Principal investigators in Aberdeen, Professors Cosimo De Bari, Richard Aspden, James Hutchison and David Reid will focus on:


• Developing and validating tests or assays, which will identify markers in patients’ stem cells before transplantation surgery, allowing doctors to predict and measure the potency of the cells being used. It is hoped that this will enable doctors to predict in advance of surgery which patients will do well, and which stem cells are the most effective. This work will be done in conjunction with Keele/Oswestry.

• The stem cells that are naturally present in the joints, called endogenous stem cells. This will help to devise novel ways in which to intervene in the process of osteoarthritis by manipulating and influencing the behaviour of these stem cells. They plan to do this by administering drugs that target the endogenous stem cells in the joints or by introducing a special 3D matrix to the area of damaged cartilage, loaded with a growth factor or chemical that could attract the endogenous cells, to regenerate and even prevent the breakdown of cartilage and other tissues in osteoarthritis.

Dr Paul Genever

The York team, led by Dr Paul Genever, a senior lecturer in the department of biology, will focus on:

• The basic biology behind stem cells and how they function. The team will work with stem cells from the bone marrow of patients from local hospitals who have undergone hip replacement surgery.
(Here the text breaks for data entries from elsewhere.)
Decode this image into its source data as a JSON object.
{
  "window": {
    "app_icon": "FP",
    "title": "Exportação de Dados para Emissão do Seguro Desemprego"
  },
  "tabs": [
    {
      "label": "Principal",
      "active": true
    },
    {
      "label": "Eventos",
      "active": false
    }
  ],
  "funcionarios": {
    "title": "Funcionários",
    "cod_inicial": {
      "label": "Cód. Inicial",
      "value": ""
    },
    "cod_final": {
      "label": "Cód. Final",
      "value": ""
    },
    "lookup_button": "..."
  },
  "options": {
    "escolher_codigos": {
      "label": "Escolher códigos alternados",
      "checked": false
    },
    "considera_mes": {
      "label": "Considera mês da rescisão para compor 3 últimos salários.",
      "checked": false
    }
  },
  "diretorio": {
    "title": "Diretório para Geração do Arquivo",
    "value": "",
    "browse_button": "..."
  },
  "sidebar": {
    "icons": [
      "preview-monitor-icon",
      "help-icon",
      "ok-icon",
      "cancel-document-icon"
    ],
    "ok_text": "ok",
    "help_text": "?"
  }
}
• The specialist environment in which the stem cells live in the bone marrow, called the niche: a 3D structure of different cell types and components of a special matrix. The team will attempt to recreate the niche in the laboratory by combining stem cells with different cell types and matrix components. It is hoped that if the matrix is transplanted into damaged cartilage loaded with special chemicals or growth factors, it will regenerate cartilage and other tissues. 

Professor Andrew McCaske 


Newcastle, Professors Andrew McCaskie, Kenny Dalgarno, Anne Dickinson and Dr Mark Birch will focus on:


• Assessment of the immunogenicity of the stem cells from the same and a different donor and their interaction with new biomaterials for regenerative use.

• Enable the technologies to be translational to the clinic by the use of Good Manufacturing Practices (GMP) in their dedicated facilities.

• Investigating the manufacture of 3D matrices to support bone and cartilage regeneration, using special biomaterials which will slowly dissolve in the body as the natural tissue grows. The team will engineer new scaffold materials that fulfil the mechanical demands of tissue replacement surgery and also devise approaches to deliver chemical or growth factor cues that can control the rebuilding of bone and cartilage.

• Working towards clinical translation and surgical therapies. 

Professor Sally Roberts 


The Keele University and Robert Jones and Agnes Hunt Orthopaedic Hospital NHS Foundation Trust led by Professors Sally Roberts, James Richardson and Alicia El Haj will focus on:


• Introducing modified process of cell therapy to the orthopaedic clinic. Professor of orthopaedic surgery, James Richardson, established special facilities for culture-expansion of autologous chondrocytes and marrow-derived mesenchymal stem cells for cartilage and bone repair over a decade ago. With Professor Sally Roberts, director of spinal research, they have been instrumental in monitoring progress in the clinic, developing outcome measures for objective assessment of the procedures used and studying the biology of repair. Professor Alicia El Haj examines ways of controlling, scaling-up production and targeting of cells for tissue-engineered cell therapy.

• With existing Arthritis Research UK funding, the team is about to trial the use of stem cells from bone marrow versus cartilage cells to treat osteoarthritis of the knee in a small clinical trial of approximately 100 people. (This trial, reported widely in the national media and in issue 149 of Arthritis Today, has been delayed, because of changes in the regulations governing the use of stem cells in trials. It is expected to start shortly).

• They will try and identify ‘risk factors’ or biomarkers to predict the small proportion of patients who do not respond so well to cell therapy.